In McKoy, the court granted a suppression motion and explained that: “[i]t is
simply not reasonable to infer that a driver is armed and dangerous because the officers
believe that he appears nervous and reaches toward the car‟s console when approached
by police, even in a high-crime area.” Id. at 41. The court noted that reaching toward the
center console “is also consistent with reaching for a driver‟s license or registration, a
perfectly lawful action that is to be expected when one is pulled over by the police. The
4
government‟s proposed standard comes too close to allowing an automatic frisk of
anyone who commits a traffic violation in a high-crime area.” Id. at 40.

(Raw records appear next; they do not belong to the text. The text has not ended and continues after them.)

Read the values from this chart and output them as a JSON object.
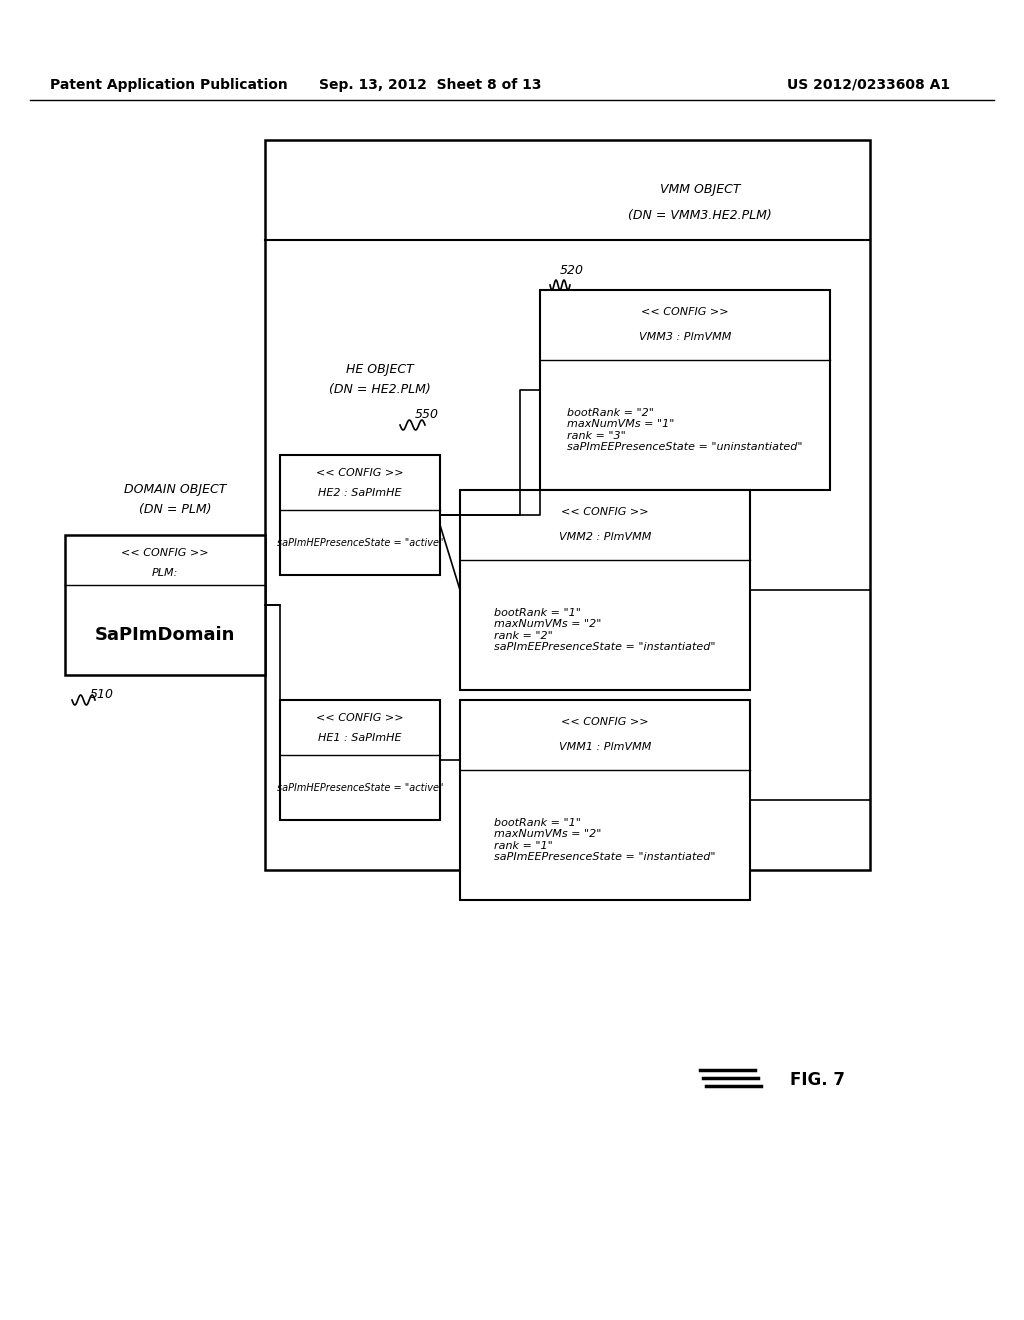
{
  "header_left": "Patent Application Publication",
  "header_center": "Sep. 13, 2012  Sheet 8 of 13",
  "header_right": "US 2012/0233608 A1",
  "fig_label": "FIG. 7",
  "bg_color": "#ffffff"
}
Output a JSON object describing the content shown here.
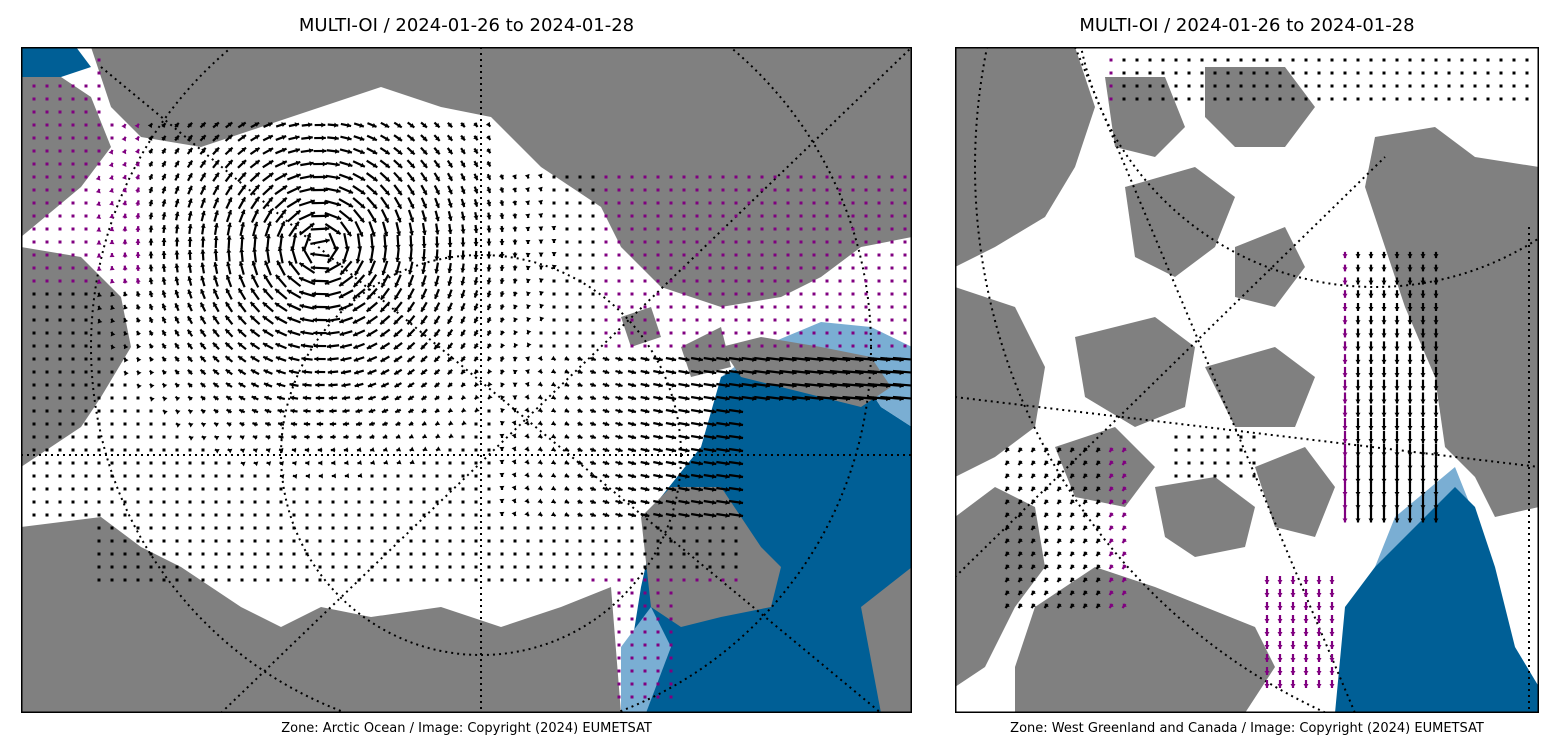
{
  "panels": [
    {
      "title": "MULTI-OI / 2024-01-26 to 2024-01-28",
      "caption": "Zone: Arctic Ocean / Image: Copyright (2024) EUMETSAT"
    },
    {
      "title": "MULTI-OI / 2024-01-26 to 2024-01-28",
      "caption": "Zone: West Greenland and Canada / Image: Copyright (2024) EUMETSAT"
    }
  ],
  "colors": {
    "land": "#808080",
    "ice": "#ffffff",
    "open_water": "#005f96",
    "ice_edge": "#7aaed3",
    "vector": "#000000",
    "vector_flagged": "#800080",
    "graticule": "#000000"
  }
}
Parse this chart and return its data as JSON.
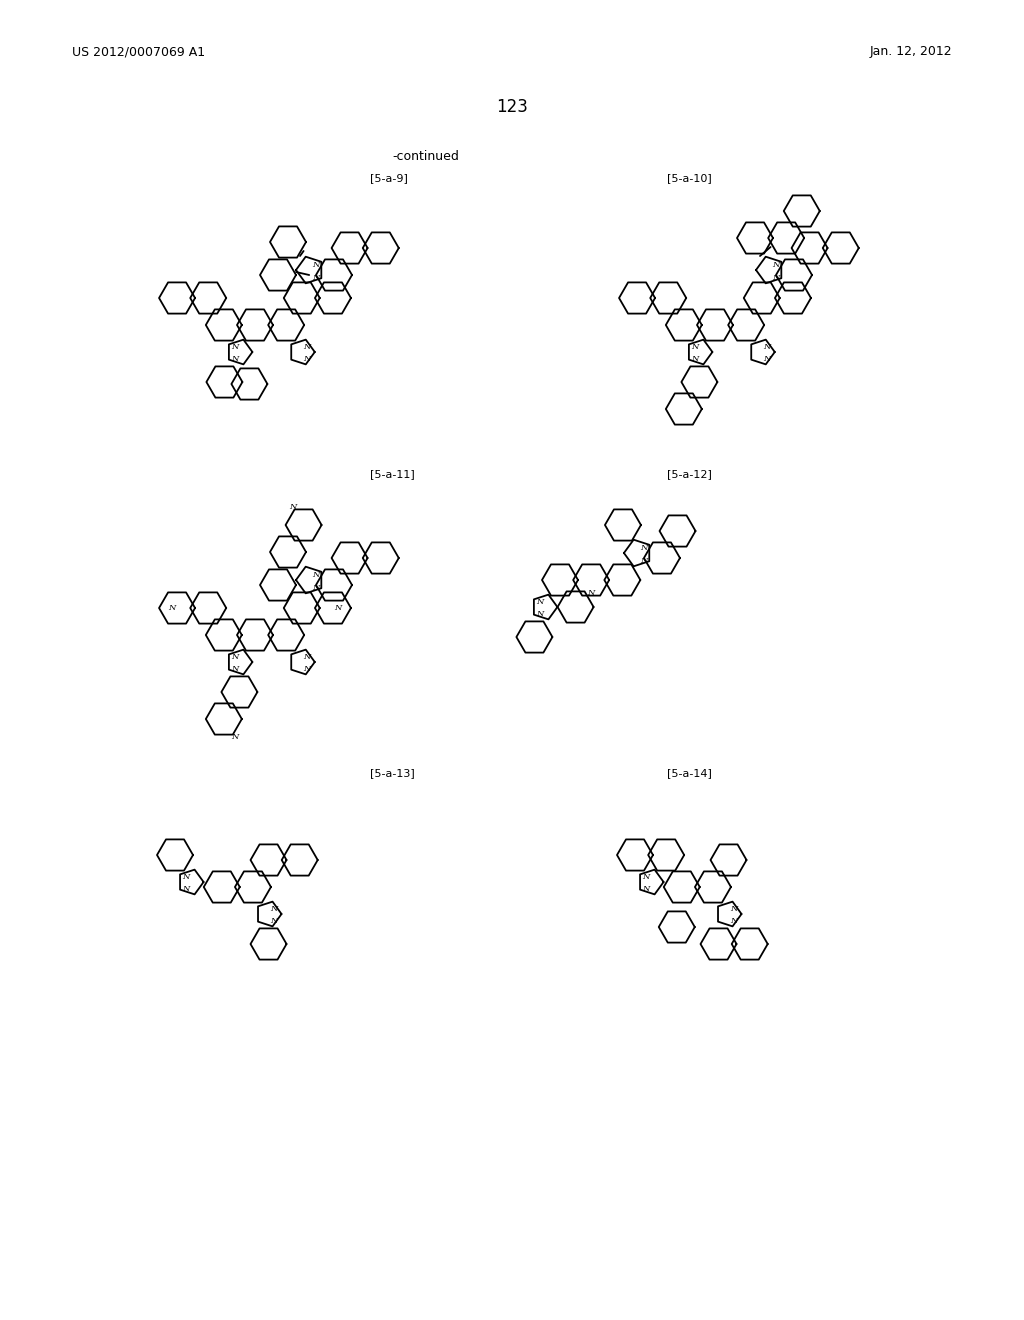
{
  "page_number": "123",
  "header_left": "US 2012/0007069 A1",
  "header_right": "Jan. 12, 2012",
  "continued_label": "-continued",
  "labels": [
    "[5-a-9]",
    "[5-a-10]",
    "[5-a-11]",
    "[5-a-12]",
    "[5-a-13]",
    "[5-a-14]"
  ],
  "bg_color": "#ffffff",
  "text_color": "#000000",
  "line_color": "#000000",
  "font_size_header": 9,
  "font_size_label": 8,
  "font_size_page": 12,
  "fig_width": 10.24,
  "fig_height": 13.2
}
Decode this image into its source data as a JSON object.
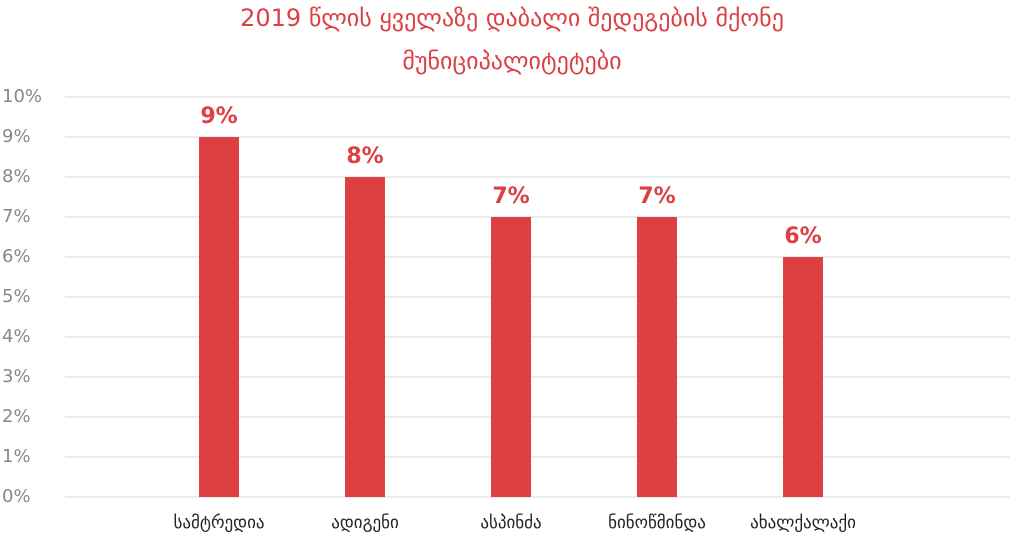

McKoy doesn‟t help Colen because the police had already seen him retrieve his
license and registration from his pocket. They therefore knew he was not reaching for
either of those items when they saw him gesture toward the center console. They
therefore had reason to both suspect his intentions and reason to be concerned for their
own safety.
The police officers had a valid basis to stop Colen for investigation of a motor
vehicle code violation because he was driving an automobile with excessively tinted
windows. Pennsylvania v. Mimms, 434 U.S. 106, 109 (1977). In the course of such a
stop, police may exercise reasonable control over the car and its passengers. United
States v. Bonner, 363 F.3d 213, 216 (3d Cir. 2004). The Supreme Court has explained
that this goes as far as allowing police to order the occupants out of a car and searching
them even in the absence of particularized suspicion. Mimms, 434 U.S. at 110-11. Here,
once police made the valid traffic stop of the car Colen was driving, they quite properly
asked him for his license and registration. United States v. Johnson, 63 F.3d 242, 245 (3d
Cir. 1995).
Here, the police acted reasonably. Their suspicion was aroused when they saw
Colen quickly shut the center console as they first approached the car. They did not
conduct a search at that point although they clearly could have under Mimms. Thereafter,
Colen removed his license and registration from his rear pants pocket, thus negating a
possible explanation for his gestures toward the center console. When the officers
5
returned to their car, they both saw Colen again reaching for the center console. Only
then did the officers remove him from the car, frisk him, and search the portion of the
interior of the car that would have been within his immediate control when they allowed
him to get back in. It was during that protective search that Officer Mason found the
loaded handgun.
When deciding to conduct the kind of limited search that occurred here, “„an
officer need not be absolutely certain that the individual is armed‟ so long as the officer‟s
concern was objectively reasonable.” United States v. Kithcart, 218 F.3d 213, 219 (3d
Cir. 2000) (quoting Moorefield, 111 F.3d at 13-14). The officers‟ decision to check the
center console for weapons was completely justified by the circumstances here.
III.
For all of the above reasons, we will affirm the district court.